The State Mosquito Management Program reminds residents to take steps to prevent mosquito bites as West Nile virus (WNV) is present in Connecticut. So far this season, the Connecticut Agricultural Experiment Station (CAES) has identified WNV infected mosquitoes in Fairfield, Hartford, Litchfield, New Haven and New London counties.

Culex mosquito
Culex quinquefasciatus
Image/CDC

“The number of affected towns continues to increase,” said Dr. Philip Armstrong, Medical Entomologist at the CAES. “While early- to mid-August is when the number of positive mosquito pools typically peaks, the peak this season appears to have been delayed with continued risk of transmission to people through September.”

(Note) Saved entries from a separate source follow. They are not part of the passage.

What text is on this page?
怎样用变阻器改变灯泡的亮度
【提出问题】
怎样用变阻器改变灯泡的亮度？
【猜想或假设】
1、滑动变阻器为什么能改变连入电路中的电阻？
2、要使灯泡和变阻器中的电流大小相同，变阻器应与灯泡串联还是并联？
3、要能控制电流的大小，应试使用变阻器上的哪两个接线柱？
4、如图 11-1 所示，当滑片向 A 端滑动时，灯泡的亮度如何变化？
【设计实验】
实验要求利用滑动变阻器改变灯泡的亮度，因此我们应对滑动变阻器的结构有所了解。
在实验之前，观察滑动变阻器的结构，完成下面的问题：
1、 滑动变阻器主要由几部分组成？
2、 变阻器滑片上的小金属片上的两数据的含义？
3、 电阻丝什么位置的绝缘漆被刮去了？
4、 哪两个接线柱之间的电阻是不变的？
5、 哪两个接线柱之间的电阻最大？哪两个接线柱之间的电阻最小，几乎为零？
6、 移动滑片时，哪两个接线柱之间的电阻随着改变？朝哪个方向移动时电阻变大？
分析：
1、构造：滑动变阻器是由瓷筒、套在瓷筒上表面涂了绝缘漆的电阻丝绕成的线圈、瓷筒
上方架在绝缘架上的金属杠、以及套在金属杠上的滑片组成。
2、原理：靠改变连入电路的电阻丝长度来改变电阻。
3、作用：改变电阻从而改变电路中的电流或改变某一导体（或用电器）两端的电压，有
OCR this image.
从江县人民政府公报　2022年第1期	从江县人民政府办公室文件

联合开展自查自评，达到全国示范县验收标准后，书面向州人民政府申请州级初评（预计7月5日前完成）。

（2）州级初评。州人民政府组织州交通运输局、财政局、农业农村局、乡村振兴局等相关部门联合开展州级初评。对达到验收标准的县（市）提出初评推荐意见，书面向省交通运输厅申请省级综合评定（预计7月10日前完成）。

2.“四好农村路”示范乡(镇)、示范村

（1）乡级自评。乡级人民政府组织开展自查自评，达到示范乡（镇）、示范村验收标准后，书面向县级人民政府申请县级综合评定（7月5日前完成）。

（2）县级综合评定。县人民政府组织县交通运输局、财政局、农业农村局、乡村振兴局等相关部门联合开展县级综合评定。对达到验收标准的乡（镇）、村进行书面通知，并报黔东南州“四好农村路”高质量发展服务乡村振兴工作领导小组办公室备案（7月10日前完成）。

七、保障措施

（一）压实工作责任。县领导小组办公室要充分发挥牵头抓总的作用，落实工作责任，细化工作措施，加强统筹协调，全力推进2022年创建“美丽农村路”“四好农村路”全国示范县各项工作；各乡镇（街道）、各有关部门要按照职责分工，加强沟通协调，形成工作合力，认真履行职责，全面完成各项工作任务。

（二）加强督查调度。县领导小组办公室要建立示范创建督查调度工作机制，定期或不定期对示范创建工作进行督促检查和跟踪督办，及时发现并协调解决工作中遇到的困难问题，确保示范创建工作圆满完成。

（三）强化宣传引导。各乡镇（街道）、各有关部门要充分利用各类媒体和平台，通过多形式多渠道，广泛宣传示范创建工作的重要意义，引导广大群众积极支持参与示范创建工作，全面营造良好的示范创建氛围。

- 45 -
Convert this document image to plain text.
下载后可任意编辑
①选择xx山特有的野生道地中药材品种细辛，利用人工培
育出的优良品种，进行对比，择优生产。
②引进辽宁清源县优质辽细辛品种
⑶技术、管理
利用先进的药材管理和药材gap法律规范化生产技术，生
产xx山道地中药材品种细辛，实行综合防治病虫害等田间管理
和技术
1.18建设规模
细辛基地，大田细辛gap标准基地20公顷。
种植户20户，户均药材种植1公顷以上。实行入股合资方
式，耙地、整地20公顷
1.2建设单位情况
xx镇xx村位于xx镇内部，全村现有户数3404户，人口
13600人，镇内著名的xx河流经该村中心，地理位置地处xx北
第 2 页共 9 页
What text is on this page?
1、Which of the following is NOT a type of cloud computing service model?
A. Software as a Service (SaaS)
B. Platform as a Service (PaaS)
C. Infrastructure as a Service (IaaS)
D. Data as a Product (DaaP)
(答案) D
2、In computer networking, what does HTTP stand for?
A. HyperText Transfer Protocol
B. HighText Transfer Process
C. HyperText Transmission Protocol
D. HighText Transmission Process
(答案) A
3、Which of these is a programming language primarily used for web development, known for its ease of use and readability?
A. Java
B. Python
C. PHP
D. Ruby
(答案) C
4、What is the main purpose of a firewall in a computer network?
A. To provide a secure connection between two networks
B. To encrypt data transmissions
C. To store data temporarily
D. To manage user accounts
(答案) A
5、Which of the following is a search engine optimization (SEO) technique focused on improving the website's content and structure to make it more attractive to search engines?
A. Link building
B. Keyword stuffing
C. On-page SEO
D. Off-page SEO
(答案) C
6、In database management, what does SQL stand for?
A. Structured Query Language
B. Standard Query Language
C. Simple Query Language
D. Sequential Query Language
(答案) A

As of September 10, WNV has been detected in 52 mosquito pools including above average positive pools during the last reporting week ending September 6. The 14 towns with WNV-positive mosquito pools include Bridgeport (9), Cornwall (1), Danbury (2), Darien (2), East Haven (3), Groton (1), Hartford (2), New Britain (1), New Haven (2), Norwalk (1), Stamford (6), Stratford (20), West Hartford (1), and Wethersfield (1).

One person, a Bridgeport resident, has been reported with WNV-associated illnesses acquired in Connecticut this season. The person, 40-49 years, became ill during the 3rd week of August, was hospitalized with WNV-associated meningitis and is recovering. Illness was characterized by high fever, severe headache and blurred vision. During 2013, four Connecticut residents developed WNV-associated illnesses, none were fatal.

Eastern Equine Encephalitis (EEE) virus, another mosquito borne virus often found in the northeast has not been detected in Connecticut this year.

“This season Connecticut has been fortunate to have only moderate levels of WNV infected mosquitoes. But mosquitoes may remain active well into September and insect-borne illness remains a threat,” said Dr. Jewel Mullen, commissioner of the Connecticut Department of Public Health. “I ask everyone to prevent mosquito bites by using insect repellent and covering bare skin, especially during dusk when mosquitoes are most active.”